La mayor incertidumbre gira en torno a Rafael Leao, con el extremo portugués supuestamente buscando una salida de San Siro. No se ha mencionado un destino específico, pero su posible marcha representaría una gran pérdida para el Milan, que depende en gran medida de sus contribuciones ofensivas. Leao ha sido un jugador clave para el Milan desde su llegada procedente del Lille en 2019, contribuyendo significativamente a su título de la Serie A en 2022.
Más allá de Leao, el Milan también debe evaluar a un gran grupo de jugadores que regresan de cesiones, incluyendo a Samuel Chukwueze y Yunus Musah. Amorim evaluará su idoneidad para sus planes, con la posibilidad de que sean incluidos en el primer equipo o puestos en el mercado. Varios otros jugadores ya están marcados para posibles ventas, incluyendo a Ismael Bennacer, Filippo Terracciano y Warren Bondo, mientras el club busca remodelar la plantilla.
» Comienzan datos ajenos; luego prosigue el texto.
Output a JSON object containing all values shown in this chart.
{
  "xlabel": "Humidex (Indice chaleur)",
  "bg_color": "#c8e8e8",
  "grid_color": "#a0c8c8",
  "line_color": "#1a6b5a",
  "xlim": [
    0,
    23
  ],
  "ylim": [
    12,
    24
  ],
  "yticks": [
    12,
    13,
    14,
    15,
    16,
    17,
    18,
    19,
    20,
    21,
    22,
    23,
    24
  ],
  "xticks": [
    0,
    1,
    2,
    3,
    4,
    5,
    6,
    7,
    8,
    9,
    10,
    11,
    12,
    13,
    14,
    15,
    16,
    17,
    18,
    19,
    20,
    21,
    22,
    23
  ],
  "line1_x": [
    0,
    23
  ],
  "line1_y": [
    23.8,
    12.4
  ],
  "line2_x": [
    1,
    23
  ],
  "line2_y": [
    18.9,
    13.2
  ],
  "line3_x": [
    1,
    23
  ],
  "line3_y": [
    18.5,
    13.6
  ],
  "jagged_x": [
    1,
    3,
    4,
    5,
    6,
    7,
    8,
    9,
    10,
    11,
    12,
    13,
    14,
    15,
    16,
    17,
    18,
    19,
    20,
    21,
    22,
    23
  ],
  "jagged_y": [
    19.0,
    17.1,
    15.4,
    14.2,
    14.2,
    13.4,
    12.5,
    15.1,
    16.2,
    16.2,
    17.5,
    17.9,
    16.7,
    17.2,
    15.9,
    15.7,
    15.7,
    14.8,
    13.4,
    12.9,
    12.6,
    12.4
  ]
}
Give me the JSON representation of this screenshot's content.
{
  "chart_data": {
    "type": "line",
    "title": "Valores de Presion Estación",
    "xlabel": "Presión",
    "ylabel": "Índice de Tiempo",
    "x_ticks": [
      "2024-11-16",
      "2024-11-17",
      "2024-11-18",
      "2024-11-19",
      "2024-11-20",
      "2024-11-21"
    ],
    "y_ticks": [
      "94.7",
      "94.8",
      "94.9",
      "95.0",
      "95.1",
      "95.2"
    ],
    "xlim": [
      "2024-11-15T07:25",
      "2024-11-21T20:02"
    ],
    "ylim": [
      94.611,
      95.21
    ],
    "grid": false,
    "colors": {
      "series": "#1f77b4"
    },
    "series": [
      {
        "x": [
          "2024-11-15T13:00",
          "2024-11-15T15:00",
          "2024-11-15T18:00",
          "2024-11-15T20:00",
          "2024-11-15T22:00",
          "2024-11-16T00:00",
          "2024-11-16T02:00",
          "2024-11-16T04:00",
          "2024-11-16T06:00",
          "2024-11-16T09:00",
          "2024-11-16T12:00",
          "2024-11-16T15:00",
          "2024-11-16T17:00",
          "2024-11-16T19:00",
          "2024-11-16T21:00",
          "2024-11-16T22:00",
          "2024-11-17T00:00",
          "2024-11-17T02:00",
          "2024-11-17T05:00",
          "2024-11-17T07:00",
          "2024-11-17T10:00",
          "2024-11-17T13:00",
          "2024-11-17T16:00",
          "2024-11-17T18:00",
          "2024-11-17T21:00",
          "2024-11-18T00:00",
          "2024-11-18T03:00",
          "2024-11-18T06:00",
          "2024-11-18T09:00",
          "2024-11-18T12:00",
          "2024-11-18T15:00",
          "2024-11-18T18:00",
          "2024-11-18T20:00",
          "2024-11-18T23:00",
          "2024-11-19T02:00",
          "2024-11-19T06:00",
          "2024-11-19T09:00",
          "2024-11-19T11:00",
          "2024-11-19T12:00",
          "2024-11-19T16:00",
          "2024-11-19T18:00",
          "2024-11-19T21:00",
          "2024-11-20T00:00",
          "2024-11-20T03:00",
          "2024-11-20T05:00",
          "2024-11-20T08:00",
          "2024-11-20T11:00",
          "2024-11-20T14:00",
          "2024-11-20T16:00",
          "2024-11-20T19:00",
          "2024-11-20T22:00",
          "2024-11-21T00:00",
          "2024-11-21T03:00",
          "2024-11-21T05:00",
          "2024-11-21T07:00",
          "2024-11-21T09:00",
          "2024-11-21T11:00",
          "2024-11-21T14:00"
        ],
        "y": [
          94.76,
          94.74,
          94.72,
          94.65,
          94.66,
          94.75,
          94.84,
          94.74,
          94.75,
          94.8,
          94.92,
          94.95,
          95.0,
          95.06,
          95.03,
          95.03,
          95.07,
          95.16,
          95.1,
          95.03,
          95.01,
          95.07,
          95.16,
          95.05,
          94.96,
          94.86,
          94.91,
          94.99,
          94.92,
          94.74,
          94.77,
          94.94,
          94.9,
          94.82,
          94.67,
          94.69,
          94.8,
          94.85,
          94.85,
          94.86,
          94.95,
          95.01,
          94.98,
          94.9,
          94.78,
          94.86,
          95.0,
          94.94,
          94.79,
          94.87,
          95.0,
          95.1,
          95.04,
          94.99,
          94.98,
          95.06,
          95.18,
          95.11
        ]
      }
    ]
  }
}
El centrocampista Youssouf Fofana también se considera que probablemente saldrá, junto con Ruben Loftus-Cheek, ya que el Milan busca optimizar sus opciones en el centro del campo. El club también deberá determinar el futuro de jóvenes talentos como Francesco Camarda, Alessandro Comotto, Zeroli y Cissé, sopesando si darles oportunidades de desarrollo dentro del primer equipo o permitirles adquirir experiencia en otro lugar.
La falta de un director deportivo y un director técnico complica las cosas, con decisiones cruciales que deben tomarse rápidamente. El mercado de fichajes del Milan probablemente se verá afectado hasta que se cubran esos puestos, lo que podría llevar a un mercado desafiante. El club prioriza, según los informes, el nombramiento de un nuevo director deportivo para supervisar la actividad de traspasos y proporcionar a Amorim la plantilla que necesita para competir en la Serie A y, potencialmente, en competiciones europeas.
Este período de transición podría conducir a una remodelación significativa de la plantilla del Milan, lo que podría afectar a su competitividad en la próxima temporada. La capacidad del club para sortear este complejo mercado será crucial para su éxito a largo plazo.